In Artificial Intelligence we often seek to identify an unknown target function of many variables $y=f(\mathbf{x})$ giving a limited set of instances $S=\{(\mathbf{x^{(i)}},y^{(i)})\}$ with $\mathbf{x^{(i)}} \in D$ where $D$ is a domain of interest. We refer to $S$ as the training set and the final quest is to identify the mathematical model that approximates this target function for new $\mathbf{x}$; with the set $T=\{ \mathbf{x^{(j)}} \} \subset D$ with $T \neq S$ (i.e. thus testing the model generalisation).

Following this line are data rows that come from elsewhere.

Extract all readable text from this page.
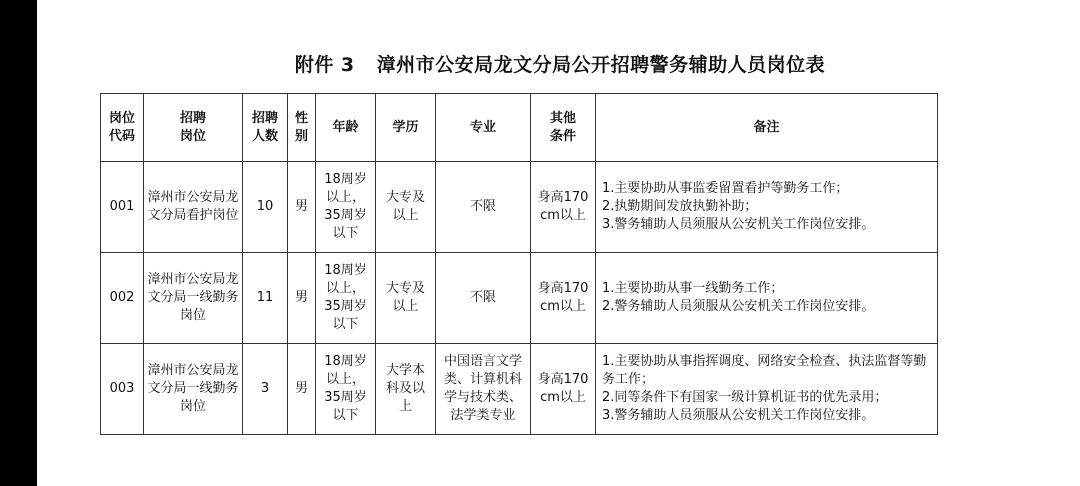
附件 3 漳州市公安局龙文分局公开招聘警务辅助人员岗位表
岗位代码	招聘岗位	招聘人数	性别	年龄	学历	专业	其他条件	备注
001	漳州市公安局龙文分局看护岗位	10	男	18周岁以上，35周岁以下	大专及以上	不限	身高170cm以上	1.主要协助从事监委留置看护等勤务工作；
2.执勤期间发放执勤补助；
3.警务辅助人员须服从公安机关工作岗位安排。

002	漳州市公安局龙文分局一线勤务岗位	11	男	18周岁以上，35周岁以下	大专及以上	不限	身高170cm以上	1.主要协助从事一线勤务工作；
2.警务辅助人员须服从公安机关工作岗位安排。

003	漳州市公安局龙文分局一线勤务岗位	3	男	18周岁以上，35周岁以下	大学本科及以上	中国语言文学类、计算机科学与技术类、法学类专业	身高170cm以上	1.主要协助从事指挥调度、网络安全检查、执法监督等勤务工作；
2.同等条件下有国家一级计算机证书的优先录用；
3.警务辅助人员须服从公安机关工作岗位安排。
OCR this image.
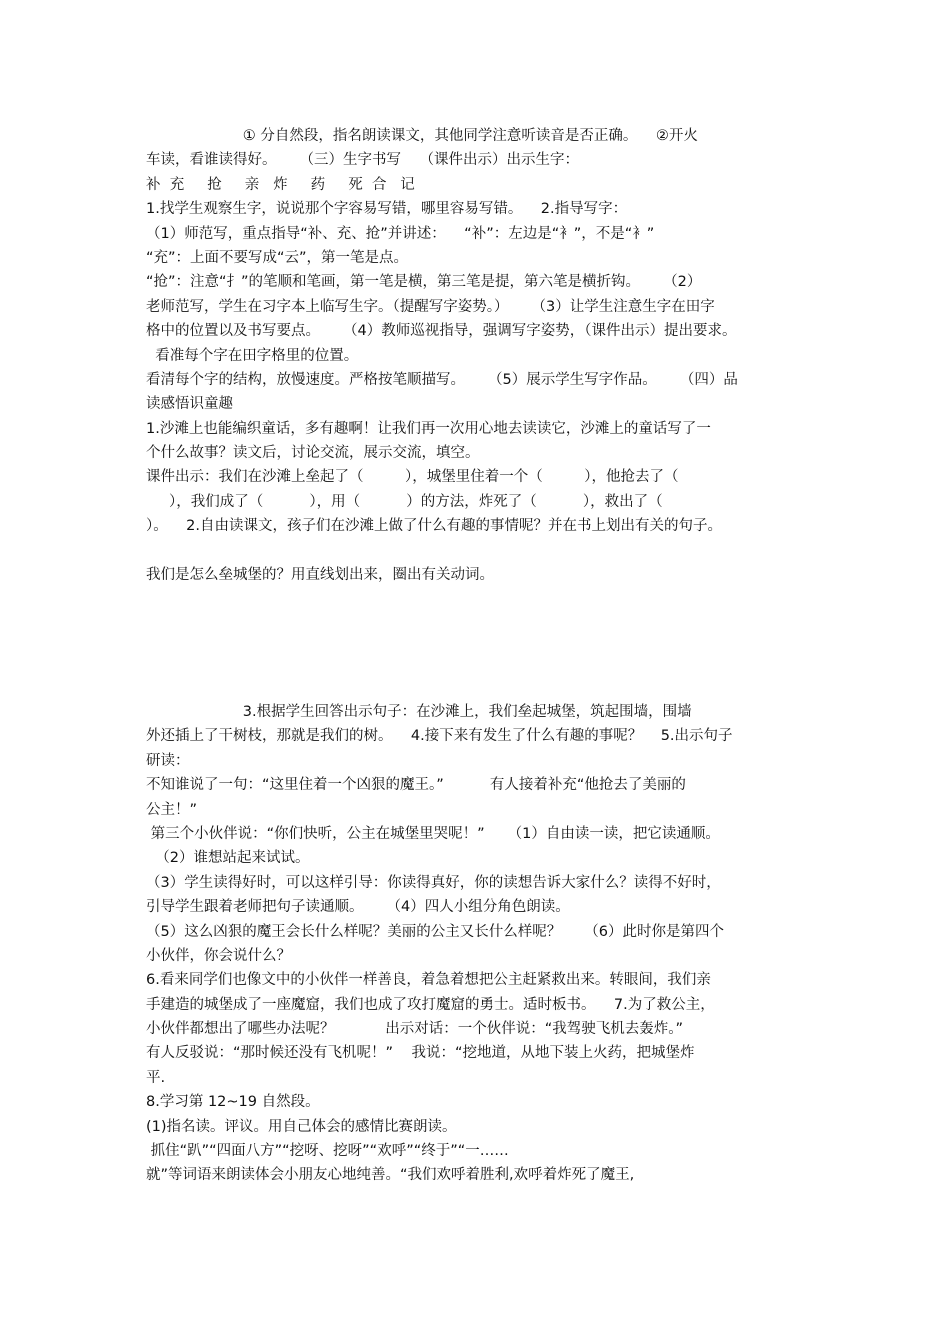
① 分自然段，指名朗读课文，其他同学注意听读音是否正确。    ②开火
车读，看谁读得好。     （三）生字书写    （课件出示）出示生字：
补  充     抢     亲   炸     药     死  合   记
1.找学生观察生字，说说那个字容易写错，哪里容易写错。    2.指导写字：
（1）师范写，重点指导“补、充、抢”并讲述：    “补”：左边是“衤”，不是“衤”
“充”：上面不要写成“云”，第一笔是点。
“抢”：注意“扌”的笔顺和笔画，第一笔是横，第三笔是提，第六笔是横折钩。     （2）
老师范写，学生在习字本上临写生字。（提醒写字姿势。）     （3）让学生注意生字在田字
格中的位置以及书写要点。     （4）教师巡视指导，强调写字姿势，（课件出示）提出要求。
看准每个字在田字格里的位置。
看清每个字的结构，放慢速度。严格按笔顺描写。     （5）展示学生写字作品。     （四）品
读感悟识童趣
1.沙滩上也能编织童话，多有趣啊！让我们再一次用心地去读读它，沙滩上的童话写了一
个什么故事？读文后，讨论交流，展示交流，填空。
课件出示：我们在沙滩上垒起了（         ），城堡里住着一个（         ），他抢去了（
），我们成了（          ），用（          ）的方法，炸死了（          ），救出了（
）。    2.自由读课文，孩子们在沙滩上做了什么有趣的事情呢？并在书上划出有关的句子。
我们是怎么垒城堡的？用直线划出来，圈出有关动词。
3.根据学生回答出示句子：在沙滩上，我们垒起城堡，筑起围墙，围墙
外还插上了干树枝，那就是我们的树。    4.接下来有发生了什么有趣的事呢？    5.出示句子
研读：
不知谁说了一句：“这里住着一个凶狠的魔王。”          有人接着补充“他抢去了美丽的
公主！”
第三个小伙伴说：“你们快听，公主在城堡里哭呢！”     （1）自由读一读，把它读通顺。
（2）谁想站起来试试。
（3）学生读得好时，可以这样引导：你读得真好，你的读想告诉大家什么？读得不好时，
引导学生跟着老师把句子读通顺。     （4）四人小组分角色朗读。
（5）这么凶狠的魔王会长什么样呢？美丽的公主又长什么样呢？     （6）此时你是第四个
小伙伴，你会说什么？
6.看来同学们也像文中的小伙伴一样善良，着急着想把公主赶紧救出来。转眼间，我们亲
手建造的城堡成了一座魔窟，我们也成了攻打魔窟的勇士。适时板书。    7.为了救公主，
小伙伴都想出了哪些办法呢？           出示对话：一个伙伴说：“我驾驶飞机去轰炸。”
有人反驳说：“那时候还没有飞机呢！”    我说：“挖地道，从地下装上火药，把城堡炸
平.
8.学习第 12~19 自然段。
(1)指名读。评议。用自己体会的感情比赛朗读。
抓住“趴”“四面八方”“挖呀、挖呀”“欢呼”“终于”“一……
就”等词语来朗读体会小朋友心地纯善。“我们欢呼着胜利,欢呼着炸死了魔王,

However, for some applications, the main interest is approximating well the unknown function on a larger domain $D'$ that contains $D$. In cases involving the design of new structures, for instance, we may be interested in maximizing $f$; thus, the model derived from $S$ alone should also generalize well in $D'$ for samples with values of $y$ larger than the largest observed in $S$. In that sense, the AI system would provide important information that could guide the design process, e.g., using the learned model as a surrogate function to design new lab experiments. We introduce a method for multivariate regression based on iterative fitting of a continued fraction by incorporating additive spline models. We compared it with established methods such as AdaBoost, Kernel Ridge, Linear Regression, Lasso Lars, Linear Support Vector Regression, Multi-Layer Perceptrons, Random Forests, Stochastic Gradient Descent and XGBoost. We tested the performance on the important problem of predicting the critical temperature of superconductors based on physical-chemical characteristics.